Source – several online and cookbook recipes
Makes scant 2 cups
- 6 big or 8 small apples, unwaxed and organic
- 1 cup organic cane sugar. You can use white sugar or even brown sugar
- 1 cup heavy cream. Can be substituted with half and half or evaporated milk
- 1/2 cup organic honey. Use any honey of choice
- 1/4 cup unsalted butter
- 1/2 tsp vanilla extract
- Wash and dry the apples. Use unwaxed apples. I find it hard to keep the caramel on waxed apples. It just slides. Remove the stems. Insert a lollipop stick or popsicle stick or bamboo skewer half way through the top of the apples. Line a cookie sheet with wax paper or aluminum foil. Place the apples on the cookie sheets. Keep all ingredients ready and within reach.
- In a medium sized stainless steel heavy bottom sauce pan pour cream, honey and sugar. Yes! all three ingredients at one go. On medium heat, constantly stirring, bring to a very low simmer. DO NOT hurry the simmering process. It takes about 30 mins for the sweet mixture to simmer. What happens is, the water evaporates and the sugar concentration increases. We are aiming to reach the ‘firm ball’ stage of caramelization. Continue stirring to prevent recrystallization.
- If you have a candy or instant thermometer, you may want to check the temperature. The firm ball stage is 244-248 degrees F / 118-120 degrees C. For stages of sugar, check here. We don’t want a soupy caramel with more water content than needed or a hard brittle caramel that may shatter when broken. Chewy caramel is what we want. As it cools, caramel changes character and stiffens.
- If you do not have a thermometer, you will have to do the ‘cold water test’ to confirm the stage of sugar. Take a bowl of cold water, pour a spoonful of bubbling caramel into the bowl of water. Wait for half a minute. Let it cool and settle. Fish for the caramel with your fingers. You should be able to form a ball that holds shape. The ball stays a balls and should not flatten or smear. If so, there is too much water and not enough sugar concentration in the caramel.
- Add the butter and vanilla extract, stir well until melted. Once it reaches the ‘firm ball stage’, we’re done. Remove the pan from heat. Else it will continue to cook and transform as toffee. Let the caramel cool slightly, not fully. It should be easy to pour.

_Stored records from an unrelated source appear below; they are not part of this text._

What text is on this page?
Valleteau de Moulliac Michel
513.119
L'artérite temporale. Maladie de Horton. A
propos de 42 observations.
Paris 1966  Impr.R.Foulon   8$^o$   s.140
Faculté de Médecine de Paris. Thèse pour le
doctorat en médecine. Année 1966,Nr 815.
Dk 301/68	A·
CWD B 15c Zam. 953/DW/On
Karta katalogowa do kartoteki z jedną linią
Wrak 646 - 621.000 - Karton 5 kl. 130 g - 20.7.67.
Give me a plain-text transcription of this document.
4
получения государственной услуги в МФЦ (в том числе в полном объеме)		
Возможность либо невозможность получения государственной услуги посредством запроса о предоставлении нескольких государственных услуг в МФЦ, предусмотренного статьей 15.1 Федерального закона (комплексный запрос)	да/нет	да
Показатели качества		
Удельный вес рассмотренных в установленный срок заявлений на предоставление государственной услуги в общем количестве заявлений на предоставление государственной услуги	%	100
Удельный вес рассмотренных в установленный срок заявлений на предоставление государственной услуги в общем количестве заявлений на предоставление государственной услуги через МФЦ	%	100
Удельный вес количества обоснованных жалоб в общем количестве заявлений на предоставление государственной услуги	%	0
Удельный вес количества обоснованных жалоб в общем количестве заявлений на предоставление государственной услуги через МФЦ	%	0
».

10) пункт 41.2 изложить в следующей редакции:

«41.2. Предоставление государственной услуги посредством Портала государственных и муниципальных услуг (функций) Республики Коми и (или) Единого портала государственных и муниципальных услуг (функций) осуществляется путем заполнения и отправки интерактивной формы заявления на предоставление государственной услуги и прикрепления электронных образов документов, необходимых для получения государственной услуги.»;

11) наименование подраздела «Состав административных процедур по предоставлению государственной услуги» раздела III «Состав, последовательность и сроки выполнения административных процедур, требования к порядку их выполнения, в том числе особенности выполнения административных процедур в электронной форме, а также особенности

- Coat the apples now. You can either choose to transfer the caramel into a deep dish, tilt the dish and dip the apples until fully covered. Or you can spoon caramel over the apples. As you coat the apples, the caramel may cool and thicken. Do not hesitate to return pan on low heat and stir. As long as the caramel is not boiled, the water-sugar concentration remains good for dipping. This will keep the consistency uniform till you finish dipping all the apples.
- Place the dipped the apples on the lined cookie sheet. Let it cool completely at room temperature. If not the caramel will stick to the wax paper. Once cooled, it will easily come off. You can give a second coat of chocolate or crushed nuts or sprinkles. Place the decorated and dipped apples on a cupcake liner. It looks pretty! Tie a bow on the lolli stick. It looks prettier! These make lovely gifts.
- If the caramel peels off the apple for some reason, do not dip the apples with caramel right away. The grease on the apple will not allow the caramel to coat the apples. You have to wash the apples and get rid of the grease.
- Do not insert the lolli stick too deep into the apple. It will pierce through the other end, and the apple will ooze out liquid which is not good for the caramel coating. Try to do the piercing right before making the caramel. Do not try to re insert the lolli stick in the same place over and over. It just makes a bigger hole and the stick will come out. If this happens, just use a fork to dip the apples and decorate.
- If the caramel separates into a layer of fat and caramel, it’s not good. You can still rescue the mixture by adding 3 tbsp of water and 1/4 cup of honey. Bring to a simmer and keep stirring till it looks uniform. Do the cold water test or check temperature with a thermometer. Continue with the dipping as quickly as possible. The fat may separate again. Do not throw it, just eat it!